Olaparib in Breast Cancer

Samragnyi Madala1 and Sneha Phadke2*

1Division of Hematology and Oncology, University of Iowa Hospitals and Clinics, 200 Hawkins drive, Iowa City, IA

2Division of Breast Medical Oncology, University of Iowa, Carver College of Medicine, 375 Newton Rd, Iowa City, IA

*Corresponding author: Sneha Phadke, Division of Breast Medical Oncology, University of Iowa, Carver College of Medicine, Iowa City, IA. E-mail:

Received: January 15, 2023; Accepted: January 24, 2023; Published: February 15, 2023

Citation: Madala S, Phadke S. Olaparib in Breast Cancer. Clin Image Case Rep J. 2023; 5(2): 303.

Olaparib in Breast Cancer

A 71-year-old female presents with a 6-month history of an enlarging left breast mass. She has a history of right breast and ovarian cancers treated at the ages of 38 and 59, respectively, and a germline mutation in breast cancer susceptibility gene 1 (BRCA1). On examination, a large fungating left breast mass was seen (Panel A). Biopsy showed poorly differentiated triple negative adenocarcinoma of the left breast, programmed cell death ligand 1 (PDL1) negative (combined positive score less than 1). Systemic staging showed local invasion into the left side of the sternum, left second rib with axillary lymphadenopathy and multiple bilateral pulmonary metastasis. Treatment was initiated with single agent nab-paclitaxel, and pembrolizumab was subsequently added when a high Tumor Mutation Burden was discovered on genomic testing of the tumor. She achieved partial response.

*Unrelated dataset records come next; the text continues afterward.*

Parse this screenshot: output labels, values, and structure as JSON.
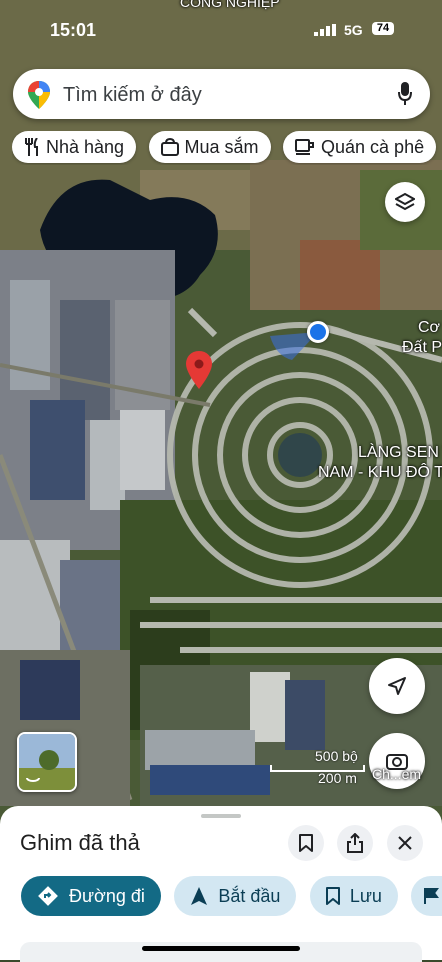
{
  "status_bar": {
    "time": "15:01",
    "network": "5G",
    "battery": "74",
    "top_label": "CÔNG NGHIỆP"
  },
  "search": {
    "placeholder": "Tìm kiếm ở đây"
  },
  "chips": [
    {
      "label": "Nhà hàng",
      "icon": "utensils-icon"
    },
    {
      "label": "Mua sắm",
      "icon": "shopping-bag-icon"
    },
    {
      "label": "Quán cà phê",
      "icon": "coffee-icon"
    }
  ],
  "map": {
    "labels": {
      "area_line1": "LÀNG SEN V",
      "area_line2": "NAM - KHU ĐÔ T",
      "edge_line1": "Cơ",
      "edge_line2": "Đất P"
    },
    "scale": {
      "feet": "500 bộ",
      "meters": "200 m"
    },
    "streetview_label": "Ch...em"
  },
  "sheet": {
    "title": "Ghim đã thả",
    "actions": [
      {
        "label": "Đường đi",
        "icon": "directions-icon"
      },
      {
        "label": "Bắt đầu",
        "icon": "navigation-arrow-icon"
      },
      {
        "label": "Lưu",
        "icon": "bookmark-icon"
      }
    ]
  },
  "colors": {
    "primary_action": "#136a85",
    "secondary_action": "#d3e7f2",
    "pin": "#e53935",
    "location_dot": "#1a73e8"
  }
}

Upon clinical progression of the fungating mass, she was started on the poly (ADP-ribose) polymerase (PARP) inhibitor olaparib with a robust response within 3 weeks. There was a remarkable improvement in the size of the breast tumor by 8 weeks (Panel B) and 20 weeks (Panel C). Repeat imaging showed regression in the pulmonary metastatic lesions with a stable sternal lytic lesion. In breast cancer patients with a germline BRCA mutation, PARP inhibitors can result in an extraordinary response and should be considered even in patients needing a quick response due to symptomatic or heavy disease burden. Eight months after starting olaparib, our patient continues to have stable disease.